I came across the following theorem in some online lecture notes. Let $(\Omega, \mathcal{G}, P)$ be a probability space
Thereom: If $(X_t)_{t\geq0}$ is a supermartingale with right-continuous paths (a.s.) w.r.t. a filtration $(\mathcal{G}_t)$, then it is also a supermartingale w.r.t. the filtration $(\mathcal{G}_{t+}) = \cap_{s > t}\mathcal{G_s}$.
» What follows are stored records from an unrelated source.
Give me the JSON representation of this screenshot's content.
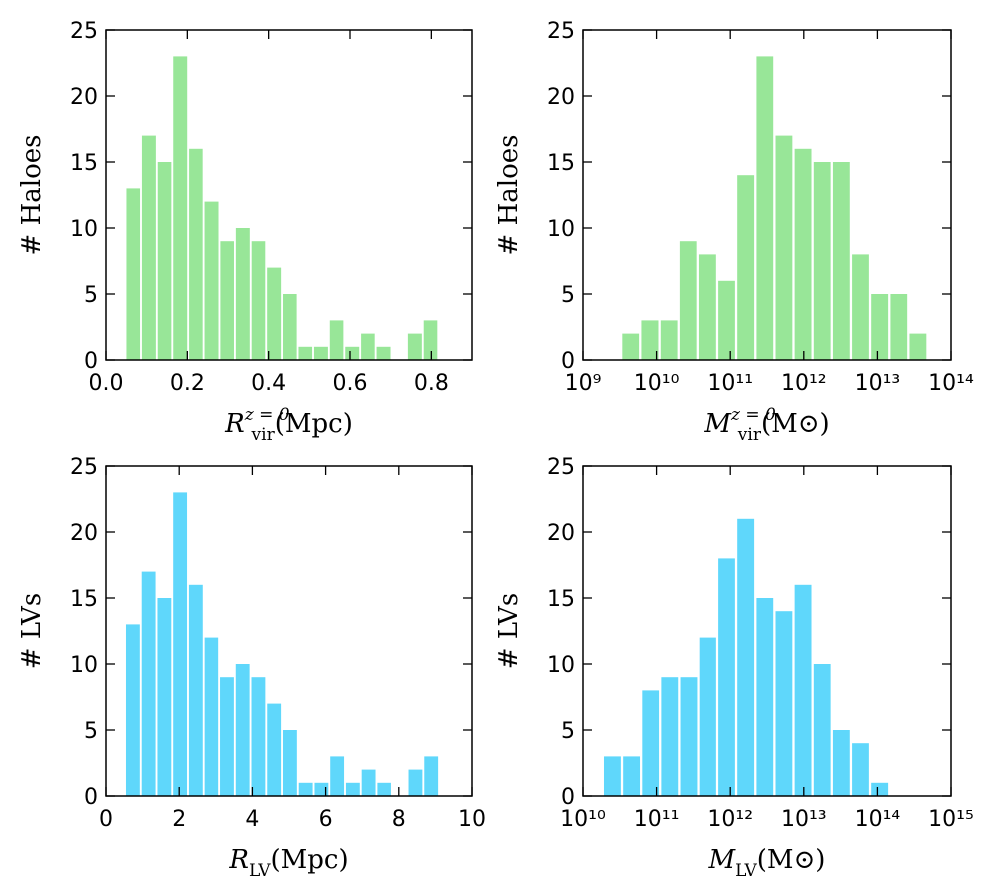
{
  "chart_data": [
    {
      "type": "histogram",
      "xscale": "linear",
      "color": "#98e698",
      "bins": [
        0.048,
        0.086,
        0.125,
        0.163,
        0.202,
        0.24,
        0.279,
        0.317,
        0.356,
        0.394,
        0.433,
        0.471,
        0.509,
        0.548,
        0.586,
        0.625,
        0.663,
        0.702,
        0.74,
        0.779,
        0.817
      ],
      "counts": [
        13,
        17,
        15,
        23,
        16,
        12,
        9,
        10,
        9,
        7,
        5,
        1,
        1,
        3,
        1,
        2,
        1,
        0,
        2,
        3
      ],
      "xlim": [
        0,
        0.9
      ],
      "xticks": [
        {
          "value": 0,
          "label": "0.0"
        },
        0.2,
        0.4,
        0.6,
        0.8
      ],
      "ylim": [
        0,
        25
      ],
      "yticks": [
        0,
        5,
        10,
        15,
        20,
        25
      ],
      "ylabel": "# Haloes",
      "xlabel": {
        "main": "R",
        "sub": "vir",
        "sup": "z = 0",
        "unit": "(Mpc)"
      }
    },
    {
      "type": "histogram",
      "xscale": "log",
      "color": "#98e698",
      "bins": [
        3300000000.0,
        6000000000.0,
        11000000000.0,
        20000000000.0,
        36300000000.0,
        66100000000.0,
        120000000000.0,
        219000000000.0,
        398000000000.0,
        724000000000.0,
        1320000000000.0,
        2400000000000.0,
        4370000000000.0,
        7940000000000.0,
        14500000000000.0,
        26300000000000.0,
        47900000000000.0
      ],
      "counts": [
        2,
        3,
        3,
        9,
        8,
        6,
        14,
        23,
        17,
        16,
        15,
        15,
        8,
        5,
        5,
        2
      ],
      "xlim": [
        1000000000.0,
        100000000000000.0
      ],
      "xticks": [
        {
          "value": 1000000000.0,
          "label": "10⁹"
        },
        {
          "value": 10000000000.0,
          "label": "10¹⁰"
        },
        {
          "value": 100000000000.0,
          "label": "10¹¹"
        },
        {
          "value": 1000000000000.0,
          "label": "10¹²"
        },
        {
          "value": 10000000000000.0,
          "label": "10¹³"
        },
        {
          "value": 100000000000000.0,
          "label": "10¹⁴"
        }
      ],
      "ylim": [
        0,
        25
      ],
      "yticks": [
        0,
        5,
        10,
        15,
        20,
        25
      ],
      "ylabel": "# Haloes",
      "xlabel": {
        "main": "M",
        "sub": "vir",
        "sup": "z = 0",
        "unit": "(M⊙)"
      }
    },
    {
      "type": "histogram",
      "xscale": "linear",
      "color": "#5fd7fb",
      "bins": [
        0.52,
        0.95,
        1.38,
        1.81,
        2.24,
        2.67,
        3.09,
        3.52,
        3.95,
        4.38,
        4.81,
        5.24,
        5.67,
        6.1,
        6.53,
        6.96,
        7.39,
        7.81,
        8.24,
        8.67,
        9.1
      ],
      "counts": [
        13,
        17,
        15,
        23,
        16,
        12,
        9,
        10,
        9,
        7,
        5,
        1,
        1,
        3,
        1,
        2,
        1,
        0,
        2,
        3
      ],
      "xlim": [
        0,
        10
      ],
      "xticks": [
        0,
        2,
        4,
        6,
        8,
        10
      ],
      "ylim": [
        0,
        25
      ],
      "yticks": [
        0,
        5,
        10,
        15,
        20,
        25
      ],
      "ylabel": "# LVs",
      "xlabel": {
        "main": "R",
        "sub": "LV",
        "unit": "(Mpc)"
      }
    },
    {
      "type": "histogram",
      "xscale": "log",
      "color": "#5fd7fb",
      "bins": [
        18600000000.0,
        33900000000.0,
        61700000000.0,
        112000000000.0,
        204000000000.0,
        372000000000.0,
        661000000000.0,
        1200000000000.0,
        2190000000000.0,
        3980000000000.0,
        7240000000000.0,
        13200000000000.0,
        24000000000000.0,
        43700000000000.0,
        79400000000000.0,
        145000000000000.0
      ],
      "counts": [
        3,
        3,
        8,
        9,
        9,
        12,
        18,
        21,
        15,
        14,
        16,
        10,
        5,
        4,
        1
      ],
      "xlim": [
        10000000000.0,
        1000000000000000.0
      ],
      "xticks": [
        {
          "value": 10000000000.0,
          "label": "10¹⁰"
        },
        {
          "value": 100000000000.0,
          "label": "10¹¹"
        },
        {
          "value": 1000000000000.0,
          "label": "10¹²"
        },
        {
          "value": 10000000000000.0,
          "label": "10¹³"
        },
        {
          "value": 100000000000000.0,
          "label": "10¹⁴"
        },
        {
          "value": 1000000000000000.0,
          "label": "10¹⁵"
        }
      ],
      "ylim": [
        0,
        25
      ],
      "yticks": [
        0,
        5,
        10,
        15,
        20,
        25
      ],
      "ylabel": "# LVs",
      "xlabel": {
        "main": "M",
        "sub": "LV",
        "unit": "(M⊙)"
      }
    }
  ]
}
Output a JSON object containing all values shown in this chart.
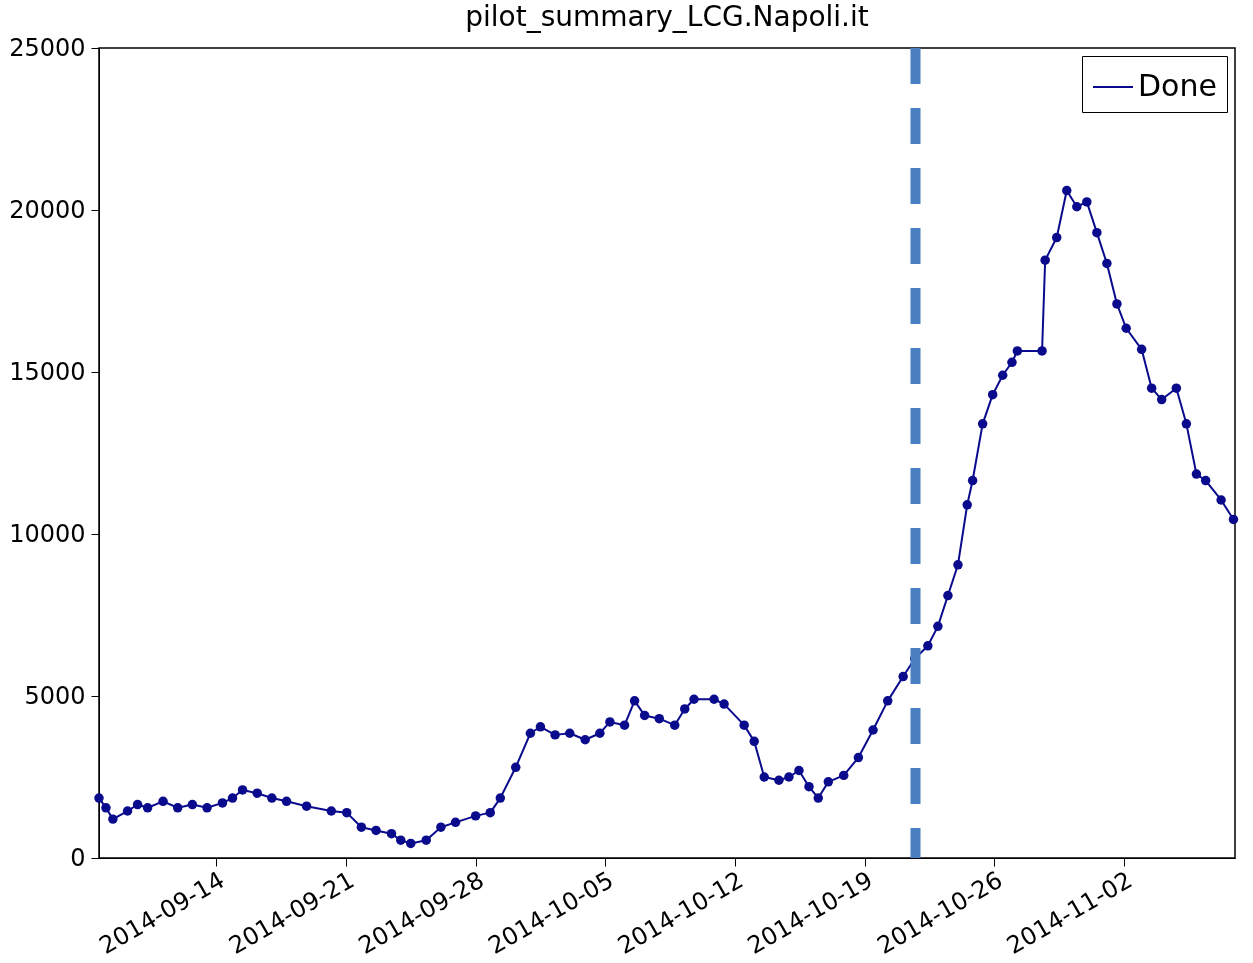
{
  "chart_data": {
    "type": "line",
    "title": "pilot_summary_LCG.Napoli.it",
    "x": [
      "2014-09-07T16:00",
      "2014-09-08T01:00",
      "2014-09-08T10:00",
      "2014-09-09T05:00",
      "2014-09-09T18:00",
      "2014-09-10T07:00",
      "2014-09-11T03:00",
      "2014-09-11T22:00",
      "2014-09-12T17:00",
      "2014-09-13T12:00",
      "2014-09-14T08:00",
      "2014-09-14T21:00",
      "2014-09-15T10:00",
      "2014-09-16T05:00",
      "2014-09-17T00:00",
      "2014-09-17T19:00",
      "2014-09-18T21:00",
      "2014-09-20T05:00",
      "2014-09-21T01:00",
      "2014-09-21T20:00",
      "2014-09-22T15:00",
      "2014-09-23T11:00",
      "2014-09-23T23:00",
      "2014-09-24T12:00",
      "2014-09-25T08:00",
      "2014-09-26T03:00",
      "2014-09-26T22:00",
      "2014-09-28T00:00",
      "2014-09-28T19:00",
      "2014-09-29T08:00",
      "2014-09-30T04:00",
      "2014-09-30T23:00",
      "2014-10-01T12:00",
      "2014-10-02T07:00",
      "2014-10-03T02:00",
      "2014-10-03T22:00",
      "2014-10-04T17:00",
      "2014-10-05T06:00",
      "2014-10-06T01:00",
      "2014-10-06T14:00",
      "2014-10-07T03:00",
      "2014-10-07T22:00",
      "2014-10-08T18:00",
      "2014-10-09T07:00",
      "2014-10-09T19:00",
      "2014-10-10T21:00",
      "2014-10-11T10:00",
      "2014-10-12T12:00",
      "2014-10-13T01:00",
      "2014-10-13T14:00",
      "2014-10-14T09:00",
      "2014-10-14T22:00",
      "2014-10-15T11:00",
      "2014-10-16T00:00",
      "2014-10-16T12:00",
      "2014-10-17T01:00",
      "2014-10-17T21:00",
      "2014-10-18T16:00",
      "2014-10-19T11:00",
      "2014-10-20T06:00",
      "2014-10-21T02:00",
      "2014-10-21T17:00",
      "2014-10-22T10:00",
      "2014-10-22T23:00",
      "2014-10-23T12:00",
      "2014-10-24T01:00",
      "2014-10-24T13:00",
      "2014-10-24T20:00",
      "2014-10-25T09:00",
      "2014-10-25T22:00",
      "2014-10-26T11:00",
      "2014-10-26T23:00",
      "2014-10-27T06:00",
      "2014-10-28T14:00",
      "2014-10-28T18:00",
      "2014-10-29T09:00",
      "2014-10-29T22:00",
      "2014-10-30T11:00",
      "2014-10-31T00:00",
      "2014-10-31T13:00",
      "2014-11-01T02:00",
      "2014-11-01T15:00",
      "2014-11-02T03:00",
      "2014-11-02T23:00",
      "2014-11-03T12:00",
      "2014-11-04T01:00",
      "2014-11-04T20:00",
      "2014-11-05T09:00",
      "2014-11-05T22:00",
      "2014-11-06T10:00",
      "2014-11-07T06:00",
      "2014-11-07T22:00"
    ],
    "series": [
      {
        "name": "Done",
        "color": "#0a0a8c",
        "values": [
          1850,
          1550,
          1200,
          1450,
          1650,
          1550,
          1750,
          1550,
          1650,
          1550,
          1700,
          1850,
          2100,
          2000,
          1850,
          1750,
          1600,
          1450,
          1400,
          950,
          850,
          750,
          550,
          450,
          550,
          950,
          1100,
          1300,
          1400,
          1850,
          2800,
          3850,
          4050,
          3800,
          3850,
          3650,
          3850,
          4200,
          4100,
          4850,
          4400,
          4300,
          4100,
          4600,
          4900,
          4900,
          4750,
          4100,
          3600,
          2500,
          2400,
          2500,
          2700,
          2200,
          1850,
          2350,
          2550,
          3100,
          3950,
          4850,
          5600,
          6150,
          6550,
          7150,
          8100,
          9050,
          10900,
          11650,
          13400,
          14300,
          14900,
          15300,
          15650,
          15650,
          18450,
          19150,
          20600,
          20100,
          20250,
          19300,
          18350,
          17100,
          16350,
          15700,
          14500,
          14150,
          14500,
          13400,
          11850,
          11650,
          11050,
          10450
        ]
      }
    ],
    "xlim": [
      "2014-09-07T16:00",
      "2014-11-08T00:00"
    ],
    "xticks": [
      "2014-09-14",
      "2014-09-21",
      "2014-09-28",
      "2014-10-05",
      "2014-10-12",
      "2014-10-19",
      "2014-10-26",
      "2014-11-02"
    ],
    "ylim": [
      0,
      25000
    ],
    "yticks": [
      0,
      5000,
      10000,
      15000,
      20000,
      25000
    ],
    "ref_lines": [
      {
        "axis": "x",
        "value": "2014-10-21T18:00",
        "color": "#4a7fc1",
        "line_style": "dashed"
      }
    ],
    "legend": "top right",
    "marker": "circle",
    "line_style": "solid"
  }
}
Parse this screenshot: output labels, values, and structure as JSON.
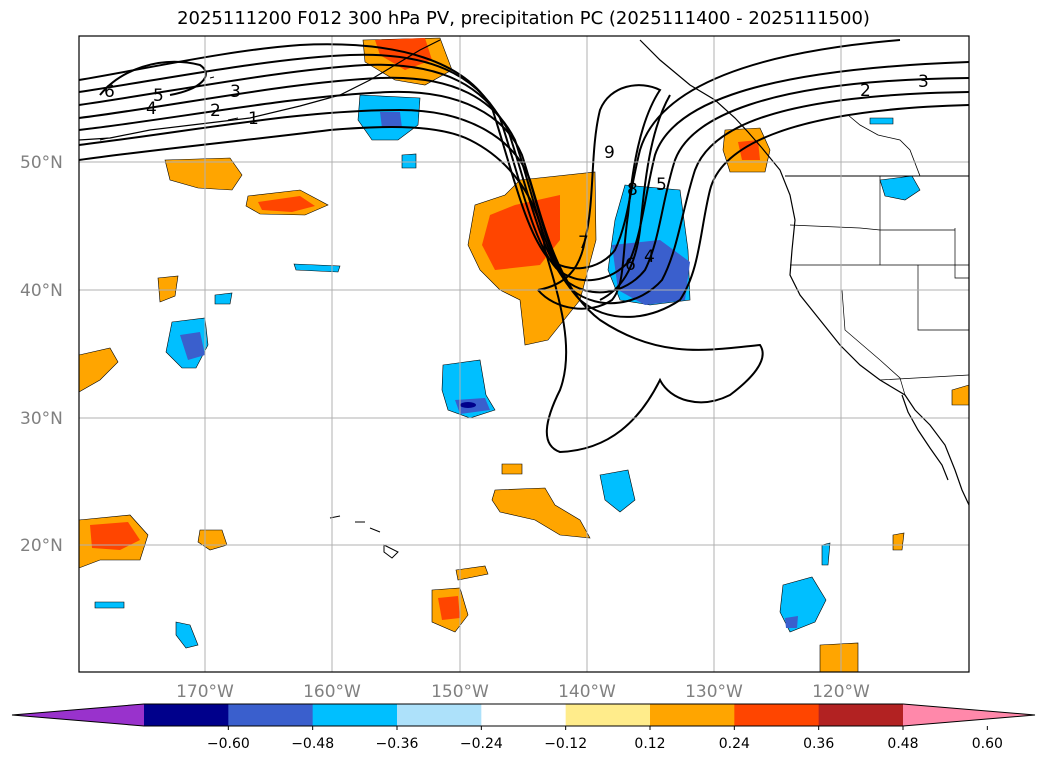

The proof given goes like this:
Proof: For any $u$ between $s$ and $t$ \begin{equation} \mathbb{E}[X_t \rvert \mathcal{G}_u] \leq X_u \; \; \text{a.s.}, \end{equation} since $(X_t)$ is a supermartingale. So for any $A \in \mathcal{G_{s+} \subset \mathcal{G_u}}$, \begin{equation} \mathbb{E}[1_A X_t] \leq \mathbb{E}[1_A X_u]. \end{equation} Letting $u \searrow s$, $X_u \rightarrow X_s$ (by r-c) and \begin{equation} \mathbb{E}[1_A X_t] \leq \mathbb{E}[1_A X_s], \tag{a} \end{equation} for any $A \in \mathcal{G}_{s+}$.
My question: How are the limit and expectation interchanged in (a)? Clearly Monotone convergence does not apply, so it must be Dominated convergence? But I can't see why. Thanks in advance.
Let $(u_n)$ be a decreasing sequence in $(s,t)$ with limit $s$. Then $$ \Bbb E[X_t\mid\mathcal G_{u_n}]\le X_{u_n}, $$ for each $n$. As $n\to\infty$ the right side converges to $X_s$ by right continuity. The left converges (a.s. and in $L^1$) to $\Bbb E[X_t\mid\mathcal G_{s+}]$ by the backward-martingale convergence theorem.